If you want to find dark matter directly, your best hope is to gather a tremendous number of nucleons for it to interact with, wait an incredibly long period of time, and devise a device surrounding it capable of detecting even a single potential collision while distinguishing it from any background signals. That was the exact idea behind LUX, the Large Underground Xenon detector.
After a 20 month run with more than a third of a ton of liquid Xenon inside, the LUX collaboration has released their final results. Not only did they achieve four times the sensitivity they anticipated, but they didn’t detect a single event. This eliminates most models of WIMP dark matter, including from scenarios like supersymmetry and extra dimensions.
What's the difference with this one, and the one to detect proton decay, such as the kamiokande? They look very much like the same thing, except for the 'filling'.
BTW it is a pitty that they can't place such a detector next to the LHC, to check if the collisions would generate waves that travel through the medium, be it the Higgs, Dark Matter or SpaceTime.
@Ethan wrote:
Won't be produced or won't be detected? If not produced, then why?
If produced, the would be detected by the energy missing from the particles the do detect. If you play pool and there is an invisible ball on the table, you can figure out when you hit it.

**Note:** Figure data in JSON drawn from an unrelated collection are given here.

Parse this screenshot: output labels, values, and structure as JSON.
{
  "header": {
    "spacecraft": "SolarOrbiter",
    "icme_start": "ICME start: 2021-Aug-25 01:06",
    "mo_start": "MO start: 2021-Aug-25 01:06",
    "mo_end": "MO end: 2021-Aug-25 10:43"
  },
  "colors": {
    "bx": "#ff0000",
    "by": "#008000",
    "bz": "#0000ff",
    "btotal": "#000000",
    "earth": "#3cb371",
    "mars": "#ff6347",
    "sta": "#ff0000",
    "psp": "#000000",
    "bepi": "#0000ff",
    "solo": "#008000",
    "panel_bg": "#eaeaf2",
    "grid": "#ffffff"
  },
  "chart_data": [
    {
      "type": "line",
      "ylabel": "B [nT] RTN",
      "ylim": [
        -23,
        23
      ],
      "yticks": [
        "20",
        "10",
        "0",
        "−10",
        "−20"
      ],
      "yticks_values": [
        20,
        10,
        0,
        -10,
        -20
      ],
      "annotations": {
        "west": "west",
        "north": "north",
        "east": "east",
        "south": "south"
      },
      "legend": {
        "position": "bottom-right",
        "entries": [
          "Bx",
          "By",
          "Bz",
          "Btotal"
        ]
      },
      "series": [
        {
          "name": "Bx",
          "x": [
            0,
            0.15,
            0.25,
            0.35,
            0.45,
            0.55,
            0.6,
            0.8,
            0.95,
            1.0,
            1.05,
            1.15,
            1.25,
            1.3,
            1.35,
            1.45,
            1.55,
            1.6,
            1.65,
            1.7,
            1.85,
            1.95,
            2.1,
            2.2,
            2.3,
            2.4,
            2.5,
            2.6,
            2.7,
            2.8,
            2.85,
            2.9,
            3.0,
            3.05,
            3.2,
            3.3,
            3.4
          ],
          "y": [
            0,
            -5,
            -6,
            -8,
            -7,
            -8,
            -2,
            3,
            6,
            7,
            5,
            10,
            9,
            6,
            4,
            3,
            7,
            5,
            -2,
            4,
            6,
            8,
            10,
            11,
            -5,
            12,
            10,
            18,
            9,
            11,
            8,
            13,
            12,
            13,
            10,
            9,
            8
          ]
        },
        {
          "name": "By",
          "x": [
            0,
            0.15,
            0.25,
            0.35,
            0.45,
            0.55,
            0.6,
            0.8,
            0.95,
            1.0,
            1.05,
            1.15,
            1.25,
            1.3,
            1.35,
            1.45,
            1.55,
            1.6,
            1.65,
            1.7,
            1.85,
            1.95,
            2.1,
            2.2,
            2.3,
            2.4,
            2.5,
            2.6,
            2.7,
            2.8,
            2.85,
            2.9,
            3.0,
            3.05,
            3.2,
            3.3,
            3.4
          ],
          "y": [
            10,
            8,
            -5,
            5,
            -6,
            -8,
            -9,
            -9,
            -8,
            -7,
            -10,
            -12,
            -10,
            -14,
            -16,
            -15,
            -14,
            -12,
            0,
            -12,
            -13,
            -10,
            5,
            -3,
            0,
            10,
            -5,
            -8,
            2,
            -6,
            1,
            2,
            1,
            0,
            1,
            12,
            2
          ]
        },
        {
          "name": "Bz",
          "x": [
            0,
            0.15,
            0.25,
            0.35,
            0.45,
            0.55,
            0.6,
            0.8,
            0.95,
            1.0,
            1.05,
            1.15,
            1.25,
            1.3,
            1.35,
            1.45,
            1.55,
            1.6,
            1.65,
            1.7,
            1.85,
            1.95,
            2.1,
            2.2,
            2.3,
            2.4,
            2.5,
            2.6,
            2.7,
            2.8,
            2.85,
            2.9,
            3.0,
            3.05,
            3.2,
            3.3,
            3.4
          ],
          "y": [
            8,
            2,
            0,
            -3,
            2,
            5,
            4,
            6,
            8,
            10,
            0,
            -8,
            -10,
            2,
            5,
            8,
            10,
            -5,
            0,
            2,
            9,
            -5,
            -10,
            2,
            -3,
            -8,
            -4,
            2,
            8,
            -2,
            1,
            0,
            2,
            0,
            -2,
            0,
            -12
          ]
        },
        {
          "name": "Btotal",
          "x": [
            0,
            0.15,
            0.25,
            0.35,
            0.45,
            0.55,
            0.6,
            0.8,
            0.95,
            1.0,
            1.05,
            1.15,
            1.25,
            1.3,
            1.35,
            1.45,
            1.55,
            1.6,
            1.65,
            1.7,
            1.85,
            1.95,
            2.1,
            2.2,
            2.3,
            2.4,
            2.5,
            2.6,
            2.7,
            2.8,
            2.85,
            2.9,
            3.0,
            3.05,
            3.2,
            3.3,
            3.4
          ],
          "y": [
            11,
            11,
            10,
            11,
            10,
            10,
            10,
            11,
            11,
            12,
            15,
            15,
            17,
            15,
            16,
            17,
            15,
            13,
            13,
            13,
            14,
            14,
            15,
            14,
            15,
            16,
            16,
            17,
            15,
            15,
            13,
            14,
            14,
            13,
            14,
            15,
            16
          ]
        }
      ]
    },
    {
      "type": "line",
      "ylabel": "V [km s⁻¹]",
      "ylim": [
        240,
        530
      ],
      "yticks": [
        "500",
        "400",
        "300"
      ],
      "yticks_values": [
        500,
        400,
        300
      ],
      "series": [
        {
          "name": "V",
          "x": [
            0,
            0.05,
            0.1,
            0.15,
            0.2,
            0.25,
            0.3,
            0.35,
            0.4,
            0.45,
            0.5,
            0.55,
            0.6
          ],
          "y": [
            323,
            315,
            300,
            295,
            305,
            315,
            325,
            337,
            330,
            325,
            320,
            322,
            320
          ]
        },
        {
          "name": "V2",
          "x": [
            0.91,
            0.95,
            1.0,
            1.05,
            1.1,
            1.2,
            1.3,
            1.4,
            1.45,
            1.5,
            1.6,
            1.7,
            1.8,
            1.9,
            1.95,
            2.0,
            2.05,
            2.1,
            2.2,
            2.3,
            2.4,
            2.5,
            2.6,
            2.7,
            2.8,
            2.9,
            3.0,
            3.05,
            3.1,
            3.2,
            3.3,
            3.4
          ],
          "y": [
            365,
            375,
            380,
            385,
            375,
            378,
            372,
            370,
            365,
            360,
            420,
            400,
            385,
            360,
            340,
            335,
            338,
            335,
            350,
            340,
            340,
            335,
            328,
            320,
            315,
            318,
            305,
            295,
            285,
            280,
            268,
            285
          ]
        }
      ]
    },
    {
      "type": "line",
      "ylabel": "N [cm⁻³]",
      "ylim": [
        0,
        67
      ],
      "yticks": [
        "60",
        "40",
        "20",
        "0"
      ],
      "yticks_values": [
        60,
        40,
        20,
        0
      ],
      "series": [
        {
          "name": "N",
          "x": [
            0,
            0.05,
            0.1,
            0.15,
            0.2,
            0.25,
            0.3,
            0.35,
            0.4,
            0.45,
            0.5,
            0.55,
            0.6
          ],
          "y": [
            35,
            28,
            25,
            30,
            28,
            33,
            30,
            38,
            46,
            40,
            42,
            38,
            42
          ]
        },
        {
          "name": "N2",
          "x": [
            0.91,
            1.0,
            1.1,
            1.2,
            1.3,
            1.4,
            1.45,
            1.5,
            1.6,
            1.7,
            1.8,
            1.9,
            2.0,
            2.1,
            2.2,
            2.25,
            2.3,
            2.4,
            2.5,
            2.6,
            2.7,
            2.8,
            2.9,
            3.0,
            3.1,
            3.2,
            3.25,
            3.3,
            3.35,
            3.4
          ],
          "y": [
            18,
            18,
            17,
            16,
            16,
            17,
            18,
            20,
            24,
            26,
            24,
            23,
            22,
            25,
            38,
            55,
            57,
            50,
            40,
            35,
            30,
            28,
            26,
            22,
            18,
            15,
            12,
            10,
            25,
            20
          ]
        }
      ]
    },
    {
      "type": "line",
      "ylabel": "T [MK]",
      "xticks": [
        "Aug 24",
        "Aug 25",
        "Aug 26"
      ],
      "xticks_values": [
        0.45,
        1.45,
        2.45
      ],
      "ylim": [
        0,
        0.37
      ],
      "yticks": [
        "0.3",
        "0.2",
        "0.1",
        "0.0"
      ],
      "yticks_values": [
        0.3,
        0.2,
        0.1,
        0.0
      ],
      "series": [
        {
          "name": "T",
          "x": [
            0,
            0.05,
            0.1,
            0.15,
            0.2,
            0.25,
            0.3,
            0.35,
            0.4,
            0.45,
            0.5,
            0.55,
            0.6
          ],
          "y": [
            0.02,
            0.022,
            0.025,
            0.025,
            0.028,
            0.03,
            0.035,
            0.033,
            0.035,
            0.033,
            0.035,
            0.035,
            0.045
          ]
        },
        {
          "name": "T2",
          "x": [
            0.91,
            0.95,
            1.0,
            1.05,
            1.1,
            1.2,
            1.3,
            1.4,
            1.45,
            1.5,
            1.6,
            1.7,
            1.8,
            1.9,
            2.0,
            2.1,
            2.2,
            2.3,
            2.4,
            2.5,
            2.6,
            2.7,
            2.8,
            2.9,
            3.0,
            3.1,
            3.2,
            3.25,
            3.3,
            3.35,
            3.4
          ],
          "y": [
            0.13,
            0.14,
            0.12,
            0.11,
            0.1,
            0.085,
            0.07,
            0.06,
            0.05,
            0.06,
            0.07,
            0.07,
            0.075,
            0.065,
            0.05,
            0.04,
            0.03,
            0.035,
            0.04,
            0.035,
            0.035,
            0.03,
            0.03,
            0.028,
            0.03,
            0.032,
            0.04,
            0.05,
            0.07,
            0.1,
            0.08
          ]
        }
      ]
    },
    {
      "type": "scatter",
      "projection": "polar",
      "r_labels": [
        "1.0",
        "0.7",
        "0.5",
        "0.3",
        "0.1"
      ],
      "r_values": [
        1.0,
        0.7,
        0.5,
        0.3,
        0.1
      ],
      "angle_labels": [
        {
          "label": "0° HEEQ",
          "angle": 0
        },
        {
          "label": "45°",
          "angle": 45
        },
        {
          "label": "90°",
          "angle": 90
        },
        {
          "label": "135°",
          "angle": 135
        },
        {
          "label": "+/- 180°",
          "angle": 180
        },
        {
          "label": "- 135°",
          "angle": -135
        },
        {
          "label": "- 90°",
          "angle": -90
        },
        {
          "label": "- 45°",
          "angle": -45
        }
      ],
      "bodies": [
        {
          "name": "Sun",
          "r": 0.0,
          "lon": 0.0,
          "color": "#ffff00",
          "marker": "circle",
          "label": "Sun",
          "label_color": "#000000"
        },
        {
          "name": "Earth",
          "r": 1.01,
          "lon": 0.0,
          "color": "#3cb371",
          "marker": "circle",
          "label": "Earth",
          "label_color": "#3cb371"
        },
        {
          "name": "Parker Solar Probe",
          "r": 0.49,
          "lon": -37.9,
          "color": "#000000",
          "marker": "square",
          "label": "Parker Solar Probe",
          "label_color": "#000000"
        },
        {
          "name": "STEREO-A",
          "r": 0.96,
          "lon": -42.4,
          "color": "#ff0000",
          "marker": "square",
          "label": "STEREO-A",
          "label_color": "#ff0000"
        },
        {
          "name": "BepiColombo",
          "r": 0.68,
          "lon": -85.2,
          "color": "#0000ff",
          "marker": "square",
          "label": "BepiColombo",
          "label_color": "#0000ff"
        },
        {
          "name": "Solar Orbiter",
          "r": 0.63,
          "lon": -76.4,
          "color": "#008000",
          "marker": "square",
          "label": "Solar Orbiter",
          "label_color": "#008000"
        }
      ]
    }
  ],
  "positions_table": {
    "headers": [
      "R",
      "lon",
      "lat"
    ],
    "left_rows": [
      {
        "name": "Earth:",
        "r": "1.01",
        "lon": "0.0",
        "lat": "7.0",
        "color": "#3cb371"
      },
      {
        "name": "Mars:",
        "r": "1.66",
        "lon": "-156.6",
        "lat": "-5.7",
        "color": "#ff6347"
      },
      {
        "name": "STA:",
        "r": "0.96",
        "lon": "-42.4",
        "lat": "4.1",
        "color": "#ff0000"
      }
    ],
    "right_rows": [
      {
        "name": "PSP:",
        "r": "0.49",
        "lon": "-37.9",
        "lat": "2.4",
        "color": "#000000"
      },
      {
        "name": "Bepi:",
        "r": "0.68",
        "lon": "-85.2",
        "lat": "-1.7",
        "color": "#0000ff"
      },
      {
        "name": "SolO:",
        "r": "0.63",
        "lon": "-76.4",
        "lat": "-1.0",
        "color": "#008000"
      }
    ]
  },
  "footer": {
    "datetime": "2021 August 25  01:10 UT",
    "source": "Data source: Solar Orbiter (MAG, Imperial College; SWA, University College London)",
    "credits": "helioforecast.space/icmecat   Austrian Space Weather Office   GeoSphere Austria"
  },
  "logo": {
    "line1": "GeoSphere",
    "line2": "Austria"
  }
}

If I understand right, allowed Dark Matter particles are outside the energy levels the LHC runs at.
@MobiusKlein,
If you play pool and there is an invisible ball on the table, you can figure out when you hit it.
What if the 'invisible ball' is made of Fire and your other balls run just right through it; and you can't measure the change in temperature due to leeway or lack sensitivity of your measurement tools; only the momentum of the balls is observed, but not a change temperature? The devil is in the details.
It seems that you can't use something like this LUX sensor at the LHC due to too much 'noise'.
Well, "allowed" in the sense of SUSY-predicted WIMPs, which were supposed to be ~100 GeV. It's OK, the goalposts are rail-mounted at this point.
This null result again confirms that DM to be the aether of our time. If LUX-Zeppelin does not find DM, what then? What's the alternative?
IMO, it's really time to seriously consider MOG now. One of the strongest argument against MOG has been the Bullet Cluster data. However, Moffat has recently published a paper that shows that MOG explains that data. See http://www.perimeterinstitute.ca/personal/jbrownstein/mog/prediction/
and
https://arxiv.org/abs/1606.09128.
In fact, Moffat claims that MOG explains *all* the cosmological data collected so far. It's time to seriously consider MOG as an alternative to DM.
A very nice summary of Moffat's MOG work that explains the cosmological data *without* DM is given here:
http://www.johnwmoffat.com/pdfs/Miami2014.pdf
"This null result again confirms that DM to be the aether of our time."
Nope, it doesn't.
"Being visible" isn't a requirement of dark matter. Being an absolute frame of reference WAS a requirement of aether.
"It’s OK, the goalposts are rail-mounted at this point."
Chelle doesn't ascribe to the outmoded idea of goalposts. They're too limiting. Amorphous nonstatements and claims are much more amenable to chelle's "argument", therefore they supercede any rational desire to know what is being discussed in concrete and stable terms.
Wow,
Narad's reply was addressed to MobiusKlein.
That's an odd thing to say.
Um, off the top of my head, non-WIMP dark matter.
Meaning what? You have at least one practical test already.
Simply repeating this incantation does not add semantic content.